In 1946, Chuman became president of the Los Angeles chapter of the JACL. He offered legal counsel for the national organization from 1953 to 1960, and was its national president from 1960 to 1962. While serving as JACL president, Chuman facilitated the launch of the Japanese American Research Project (JARP) and assisted with its fundraising. Chuman's work with JARP led to his research on the Japanese American legal history in the United States, including laws dealing with citizenship and immigration restrictions, alien land laws, and wartime confinement. Chuman published his finding in his 1976 book The Bamboo People. In this comprehensive book, Chuman delved into the varying reasons and motivations of the individuals, groups and organizations that were behind these laws.

In the 1960s, Chuman became involved in the civil rights movement and was named commissioner of the Los Angeles County Human Relations commission.

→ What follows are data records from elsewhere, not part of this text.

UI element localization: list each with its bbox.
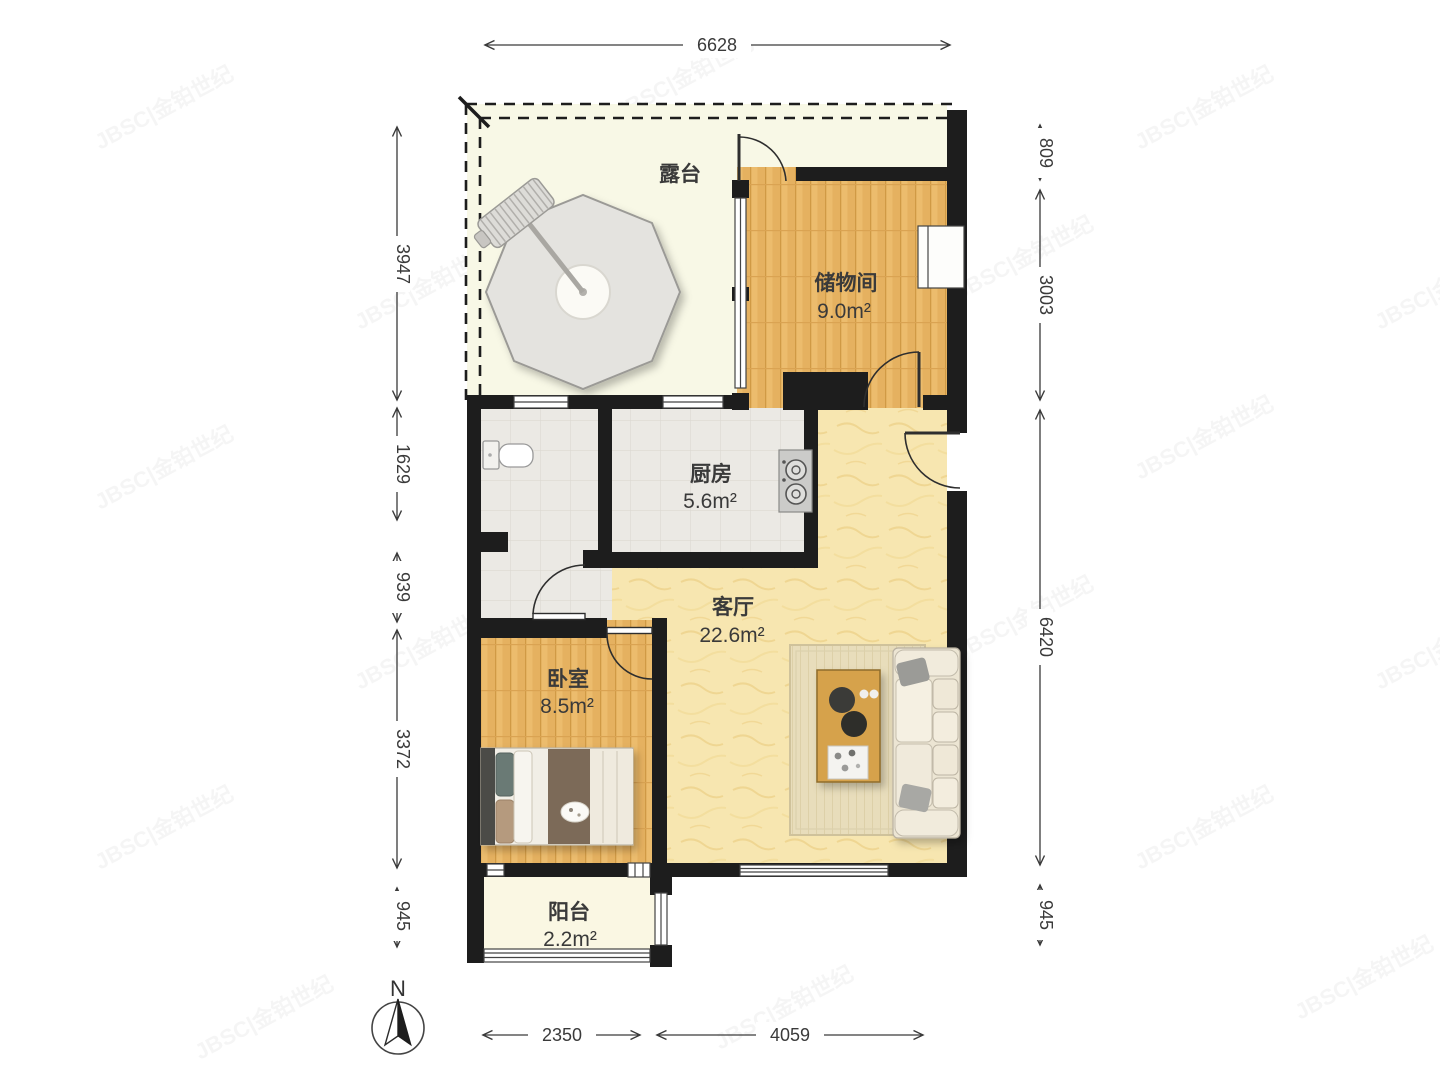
storage-terrace-window <box>735 198 746 388</box>
table-cup <box>841 711 867 737</box>
storage-label: 储物间 <box>815 271 878 295</box>
dim-top: 6628 <box>697 35 737 55</box>
sofa <box>893 648 960 838</box>
dim-bottom: 2350 <box>542 1025 582 1045</box>
balcony-door-frame <box>628 863 650 877</box>
bed-pillow <box>496 800 514 843</box>
watermark: JBSC|金铂世纪 <box>1131 781 1278 875</box>
kitchen-label: 厨房 <box>690 462 732 486</box>
watermark: JBSC|金铂世纪 <box>1131 391 1278 485</box>
toilet <box>483 441 533 469</box>
wall-balcony-left <box>467 877 484 963</box>
bed-decor-plate <box>561 802 589 822</box>
dim-left: 3372 <box>393 729 413 769</box>
wall-left-stub <box>481 532 508 552</box>
storage-right-window <box>918 226 964 288</box>
bathroom-floor <box>467 405 612 630</box>
living-label: 客厅 <box>712 595 754 619</box>
watermark: JBSC|金铂世纪 <box>1371 241 1440 335</box>
wall-kitchen-left <box>598 409 612 553</box>
bed-blanket <box>548 749 590 844</box>
bed <box>481 748 633 845</box>
wall-storage-top <box>796 167 947 181</box>
north-compass: N <box>372 976 424 1054</box>
terrace-label: 露台 <box>659 162 701 186</box>
entry-door-gap <box>947 433 967 491</box>
table-cup <box>829 687 855 713</box>
watermark: JBSC|金铂世纪 <box>91 421 238 515</box>
balcony-area: 2.2m² <box>543 928 597 951</box>
coffee-table <box>817 670 880 782</box>
dim-left: 3947 <box>393 244 413 284</box>
balcony-label: 阳台 <box>548 900 590 924</box>
bedroom-small-window <box>487 864 504 876</box>
watermark: JBSC|金铂世纪 <box>951 571 1098 665</box>
stove <box>779 450 812 512</box>
living-area: 22.6m² <box>699 624 764 647</box>
bathroom-window <box>514 396 568 408</box>
dim-right: 3003 <box>1036 275 1056 315</box>
storage-area: 9.0m² <box>817 300 871 323</box>
wall-storage-bottom <box>923 395 949 410</box>
dim-left: 945 <box>393 901 413 931</box>
watermark: JBSC|金铂世纪 <box>91 61 238 155</box>
bed-headboard <box>481 748 495 845</box>
dim-right: 6420 <box>1036 617 1056 657</box>
kitchen-window <box>663 396 723 408</box>
watermark: JBSC|金铂世纪 <box>191 971 338 1065</box>
wall-window-post <box>732 180 749 198</box>
watermark: JBSC|金铂世纪 <box>1371 601 1440 695</box>
bedroom-area: 8.5m² <box>540 695 594 718</box>
wall-balcony-post <box>650 877 672 895</box>
dim-right: 945 <box>1036 900 1056 930</box>
living-bottom-window <box>740 865 888 876</box>
dim-right: 809 <box>1036 138 1056 168</box>
watermark: JBSC|金铂世纪 <box>1291 931 1438 1025</box>
bedroom-label: 卧室 <box>547 667 589 691</box>
wall-bedroom-top <box>467 618 607 638</box>
north-label: N <box>390 976 406 1001</box>
watermark: JBSC|金铂世纪 <box>91 781 238 875</box>
balcony-right-window <box>655 893 667 945</box>
dim-left: 1629 <box>393 444 413 484</box>
dim-bottom: 4059 <box>770 1025 810 1045</box>
table-tray <box>828 746 868 779</box>
wall-balcony-corner <box>650 945 672 967</box>
dim-left: 939 <box>393 572 413 602</box>
kitchen-area: 5.6m² <box>683 490 737 513</box>
watermark: JBSC|金铂世纪 <box>1131 61 1278 155</box>
wall-flue-column <box>783 372 868 410</box>
floorplan-page: JBSC|金铂世纪 JBSC|金铂世纪 JBSC|金铂世纪 JBSC|金铂世纪 … <box>0 0 1440 1080</box>
floorplan-svg: JBSC|金铂世纪 JBSC|金铂世纪 JBSC|金铂世纪 JBSC|金铂世纪 … <box>0 0 1440 1080</box>
bed-pillow <box>496 753 514 796</box>
watermark: JBSC|金铂世纪 <box>951 211 1098 305</box>
wall-kitchen-bottom <box>598 552 818 568</box>
wall-bedroom-right <box>652 618 667 868</box>
wall-window-post <box>732 393 749 410</box>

Chuman became active in Japanese American redress efforts starting in the 1970s, and with the effort to overturn court rulings for the World War II convictions of internment resisters Fred Korematsu, Gordon Hirabayashi, and Minoru Yasui. Years earlier, Chuman had discussed the idea of using the writ of coram nobis that he had learned as a law student to support this effort. Chuman repeated his suggestion of using the writ to help overturn the rulings during 1981 testimony before the Commission on Wartime Relocation and Internment of Civilians (CWRIC), and shortly thereafter the scholar Peter Irons and attorney Dale Minami undertook a coram nobis petition in this effort. Chuman joined the legal team as an adviser, and the petition led to the reversal by federal court judges of the two convictions.

==Later life and death==
After 2000, Chuman moved to Thailand with his wife, Donna. He received a Distinguished Graduate Award from University of Maryland School of Law in 2005, and in 2011 he published his memoirs, Manzanar and Beyond. In 2021, at the age of 104, Chuman received an honorary degree from USC. Chuman died in Bangkok on May 23, 2022, at the age of 105.